Понятны, например, крайности его борьбы с католичеством. Хомякову как будто недостаточно еретичества Запада, ему хочется самые ереси Запада представить как бесповоротную бессмыслицу,— что приводит его к приведенным выше нехорошим словам об евхаристии в западном понимании, как «атомистическом чуде», и папе, как об «оракуле»,—словам, которые едва ли можно расценивать иначе, чем шаг на пути к толстовским кощунствам, когда другой «великий альтруист», и даже «величайший альтруист», опять-таки, по внушению человеческого самоупора, объявлял святые таинства «колдовством». К этим же крайностям относятся и чрезмерные обвинения романизма в лишении мирян Святой Чаши. Если бы Хомяков применил в отношении к католицизму тот самый метод познания, в забвении которого он обвиняет Запад,— познание любовью,—то, может быть, он нашел бы аналогии и в Церкви тем латинским особенностям, которые, будучи там, на Западе, погрешностями, не суть, однако, бесповоротные бессмыслицы, как их склонен толковать Хомяков. Так, например: папа, конечно, не непогрешим, но это не потому, что если бы признать противное, то этим непременно пришлось бы приравнять папу к «оракулу». Почему же в принципе, отвлеченно говоря, нелеп, недопустим благодатный дар непогрешимости в делах веры,—непогрешимости, независимой от степени нравственного совершенства,—если может быть независимым от нравственного совершенства дар совершать святейшие таинства. Хомяков говорит, что притязания папы на непогрешимость в делах веры можно было бы уподобить притязанию какого-нибудь епископа на совершенство любви. Опять-таки повторяем, что, отрицая фактическое существование дара непогрешимости, какового Церковь фактически же не признает, мы не видим, почему последнее сравнение Хомякова приводит этот несуществующий дар к нелепости в принципе. И почему в принципе недопустим благодатный дар любви Христовой, ниспосылаемой при рукоположении епископу или священнику? Да, кроме того, в православном богословии и на самом деле высказывался взгляд, согласно которому особенность дара священства есть именно сострадательная любовь.

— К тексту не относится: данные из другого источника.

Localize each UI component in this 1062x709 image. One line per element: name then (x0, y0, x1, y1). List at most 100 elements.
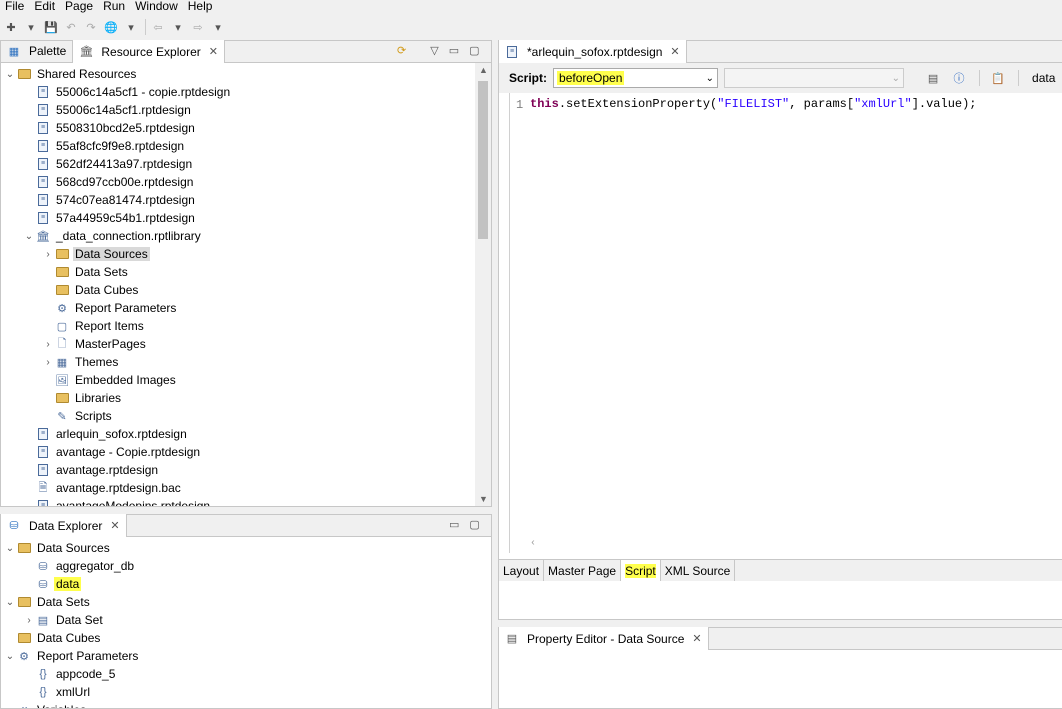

«Пастырю,—говорит архиепископ Антоний,—дается благодатная сострадательная любовь к пастве, обусловливающая собою способность переживать в себе скорбь борьбы и радость о нравственном совершенствовании своих пасомых, способность чревоболеть о них, как ап. Павел или Иоанн. Такое свойство пастырского духа и выражает самую сущность пастырского служения». Подобным же образом, отвлеченно говоря, мог бы конструироваться и дар особой чуткости, а отсюда — и непогрешимости в вопросах догматических. «Но ведь,— сказал бы Хомяков,— латиняне признают этот дар не за епископами вообще, а за одним лишь папою». Да; но надо добавить и то, что иерархическую степень папы они рассматривают не как третью, а как четвертую, совсем отличную от степени епископа, так что папа признается единственным представителем своей степени. Следовательно, дело не в нелепости притязаемого дара непогрешимости, а в несуществовании четвертой степени священства. Но и этот пункт противокатолической полемики стал ненадежным после того, как в новейшее время стали в нашем богословии раздаваться голоса в пользу признания патриаршества особой степенью священства,— четвертою. Если же эти голоса найдут себе сочувствие, то придется определять и своеобразную особенность этой степени. А так как особенностью степени епископской признается содержание учения церковного в чистоте и неповрежденности, то как бы не пришлось на этом пути особенностью степени патриаршей признать именно непогрешимость в высказывании новых суждений о делах веры, т. с. согласиться с латинством. История Запада связана роковой и несокрушимой логичностью, и если латиняне пришли к измышленным ими догматам, то к этому они вынуждались всем своим прошлым».— Священник Павел Флоренский. Около Хомякова//Соч.. В 4 т. Т. 2. М., 1996. С. 305—307.— 230.